Stephen B. Oates:"Frazier was one of the most outspoken segregationists in the Methodist Church . . . ."Martin Luther King, Jr.:"Dr. Frazier - one of the most outspoken segregationists in the Methodist Church."
Stephen B. Oates:"She was lovely: tall and boyishly thin, with fine blonde hair that fell to her shoulders in a straight sweep.

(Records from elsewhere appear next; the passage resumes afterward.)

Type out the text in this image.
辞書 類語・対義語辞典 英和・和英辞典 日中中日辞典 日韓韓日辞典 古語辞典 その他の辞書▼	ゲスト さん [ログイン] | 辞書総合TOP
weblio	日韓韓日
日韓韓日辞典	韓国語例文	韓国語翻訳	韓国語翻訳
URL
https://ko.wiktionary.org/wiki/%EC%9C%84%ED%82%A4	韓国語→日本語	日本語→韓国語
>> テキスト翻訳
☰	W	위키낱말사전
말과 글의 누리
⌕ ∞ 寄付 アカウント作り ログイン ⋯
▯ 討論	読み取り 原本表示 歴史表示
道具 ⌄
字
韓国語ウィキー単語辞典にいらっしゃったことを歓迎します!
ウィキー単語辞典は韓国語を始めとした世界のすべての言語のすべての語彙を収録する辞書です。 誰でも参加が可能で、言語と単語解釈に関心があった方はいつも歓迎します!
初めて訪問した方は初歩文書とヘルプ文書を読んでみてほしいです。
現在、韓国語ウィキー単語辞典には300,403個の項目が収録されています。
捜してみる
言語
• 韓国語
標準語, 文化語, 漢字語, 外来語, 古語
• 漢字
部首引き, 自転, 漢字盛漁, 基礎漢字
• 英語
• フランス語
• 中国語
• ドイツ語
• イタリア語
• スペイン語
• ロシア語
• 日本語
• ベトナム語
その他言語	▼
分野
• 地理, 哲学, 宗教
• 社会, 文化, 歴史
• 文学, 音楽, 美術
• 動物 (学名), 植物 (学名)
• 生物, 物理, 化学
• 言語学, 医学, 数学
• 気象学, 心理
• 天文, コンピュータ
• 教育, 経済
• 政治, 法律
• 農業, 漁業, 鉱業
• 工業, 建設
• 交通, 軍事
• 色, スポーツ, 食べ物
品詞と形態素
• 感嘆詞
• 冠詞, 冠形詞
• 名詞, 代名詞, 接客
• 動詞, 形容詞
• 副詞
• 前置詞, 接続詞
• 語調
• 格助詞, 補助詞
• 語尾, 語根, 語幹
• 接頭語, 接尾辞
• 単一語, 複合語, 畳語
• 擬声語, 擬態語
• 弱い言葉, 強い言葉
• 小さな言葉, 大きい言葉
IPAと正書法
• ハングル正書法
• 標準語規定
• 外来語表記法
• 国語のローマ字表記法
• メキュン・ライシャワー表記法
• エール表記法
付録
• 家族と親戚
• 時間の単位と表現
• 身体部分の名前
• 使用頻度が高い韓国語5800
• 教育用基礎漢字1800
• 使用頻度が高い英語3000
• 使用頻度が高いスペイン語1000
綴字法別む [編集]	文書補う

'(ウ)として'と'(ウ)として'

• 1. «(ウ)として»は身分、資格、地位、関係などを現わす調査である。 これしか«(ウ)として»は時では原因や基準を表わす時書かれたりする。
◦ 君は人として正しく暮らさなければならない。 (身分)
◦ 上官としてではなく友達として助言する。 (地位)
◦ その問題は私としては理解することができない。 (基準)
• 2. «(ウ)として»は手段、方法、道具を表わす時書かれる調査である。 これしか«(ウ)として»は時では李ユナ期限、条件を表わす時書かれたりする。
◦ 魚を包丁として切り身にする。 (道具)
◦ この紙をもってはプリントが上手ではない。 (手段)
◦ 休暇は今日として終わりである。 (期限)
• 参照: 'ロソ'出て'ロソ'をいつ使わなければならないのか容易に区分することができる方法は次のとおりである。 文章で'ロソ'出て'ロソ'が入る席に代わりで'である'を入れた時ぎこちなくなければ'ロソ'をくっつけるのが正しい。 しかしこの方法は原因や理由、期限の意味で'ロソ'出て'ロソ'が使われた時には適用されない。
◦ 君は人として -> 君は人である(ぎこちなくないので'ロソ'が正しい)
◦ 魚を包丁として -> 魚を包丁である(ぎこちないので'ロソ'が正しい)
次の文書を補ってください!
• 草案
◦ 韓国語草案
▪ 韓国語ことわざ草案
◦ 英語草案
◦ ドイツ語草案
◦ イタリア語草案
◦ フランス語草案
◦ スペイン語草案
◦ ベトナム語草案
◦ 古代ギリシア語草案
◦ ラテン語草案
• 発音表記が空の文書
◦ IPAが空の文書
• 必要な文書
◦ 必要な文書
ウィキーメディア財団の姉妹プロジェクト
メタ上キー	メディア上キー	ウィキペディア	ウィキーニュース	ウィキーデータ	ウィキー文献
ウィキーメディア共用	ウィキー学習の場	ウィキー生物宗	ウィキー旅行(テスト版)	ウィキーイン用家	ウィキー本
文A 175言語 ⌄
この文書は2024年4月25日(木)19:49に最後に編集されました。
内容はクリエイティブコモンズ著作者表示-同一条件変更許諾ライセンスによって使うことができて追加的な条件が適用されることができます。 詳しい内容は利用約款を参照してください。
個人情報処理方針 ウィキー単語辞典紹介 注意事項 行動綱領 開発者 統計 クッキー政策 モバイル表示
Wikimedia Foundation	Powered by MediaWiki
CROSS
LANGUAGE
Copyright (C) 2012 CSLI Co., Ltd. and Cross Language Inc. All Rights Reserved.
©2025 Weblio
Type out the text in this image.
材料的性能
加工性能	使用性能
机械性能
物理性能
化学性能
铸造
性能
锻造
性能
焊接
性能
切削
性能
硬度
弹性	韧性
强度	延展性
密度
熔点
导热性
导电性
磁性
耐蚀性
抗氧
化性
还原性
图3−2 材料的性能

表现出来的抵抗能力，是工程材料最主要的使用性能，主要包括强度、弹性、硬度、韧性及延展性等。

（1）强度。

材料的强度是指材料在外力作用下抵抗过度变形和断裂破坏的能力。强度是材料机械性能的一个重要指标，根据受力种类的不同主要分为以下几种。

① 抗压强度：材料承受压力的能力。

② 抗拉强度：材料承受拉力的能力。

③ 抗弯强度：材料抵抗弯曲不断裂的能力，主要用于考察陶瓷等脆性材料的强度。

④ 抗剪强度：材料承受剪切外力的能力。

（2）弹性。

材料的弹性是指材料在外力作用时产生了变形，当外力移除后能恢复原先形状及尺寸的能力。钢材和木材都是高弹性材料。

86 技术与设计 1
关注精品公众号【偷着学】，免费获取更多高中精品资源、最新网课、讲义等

When she walked, she was lithe as a ballerina, with a waist that was only a handspan around." Meta Carpenter Wilde:"That I was pretty enough, with blond hair that fell in a straight sweep to my shoulders, with a ninety-two-pound body as lean and lithe as a ballerina's, and with a waist that was a handspan around, I knew without undue vanity."
Stephen B. Oates:"nine blood transfusions before she could leave the Oxford hospital to convalesce at Rowan Oak." Joseph Blotner:"nine blood transfusions before she could leave the Oxford Hospital to recuperate at Rowan Oak."
Stephen B. Oates:"so weak that she had to do all the driving the first day." Joseph Blotner:"so weak that she had to do all the driving the first day."
Stephen B. Oates:"with his knees out instead of tight to his horse." Joseph Blotner:"with his knees out instead of tight to his mount."
Stephen B. Oates:"he sat cross-legged looking from Claxton to the trees with the same penetrating stare." Joseph Blotner (quoting Simon Claxton):"he sat cross-legged, looking from me to the trees with the same penetrating stare."
Stephen B. Oates:"[Faulkner] had just lost the only job he had held for any length of time . . . ."Joseph Blotner:"Billy had just lost the only job he had ever held for any length of time."
Stephen B. Oates:"he stuffed himself with all the bananas and water he could hold and went to the recruiting station . . . ."Joseph Blotner:"He stuffed himself with all the bananas he could hold and drank all the water he could swallow, he said, and presented himself at the recruiting station."
Stephen B. Oates:"Faulkner tried to penetrate the inner lives of black people . . . . 'Pantaloon in Black,' one of the most powerful stories Faulkner had ever written . . . ."Joseph Blotner:"'Pantaloon in Black' was, in fact . . . one of the most powerful stories Faulkner had ever written . . . his determined attempt to penetrate the inner lives of Negroes . . . ."

Stephen B. Oates:"[Faulkner] was abnormally sensitive, so much so that life
must have been painful for him."

Joseph Blotner:"[Faulkner] was so sensitive, reflected Wortis, that life must have been very painful for him."
Stephen B. Oates:"He had a powerful need for affection . . . . Wortis decided that Faulkner was built to suffer, to be unhappy, and to make his contributions in part from that."Joseph Blotner:"He was a man with a strong need for affection . . . . built to suffer, thought Wortis, to be unhappy and to make his contribution partly because of this."

These examples would seem to satisfy the requirement that Thomas Mallon identified as necessary to establish plagiarism:"smoking guns, whole phrases appropriated like thy neighbor's wife and forced into adulterous proximity with whatever the plagiarist can manage to create himself." In an essay published during the summer of 1991, Peter Shaw - basing his conclusion on the findings in Professor Oates's biographies King and Faulkner - declared that it"no longer seems plausible that the similar phraseology [in the Lincoln biographies of Oates and Thomas]. . . can really be coincidental."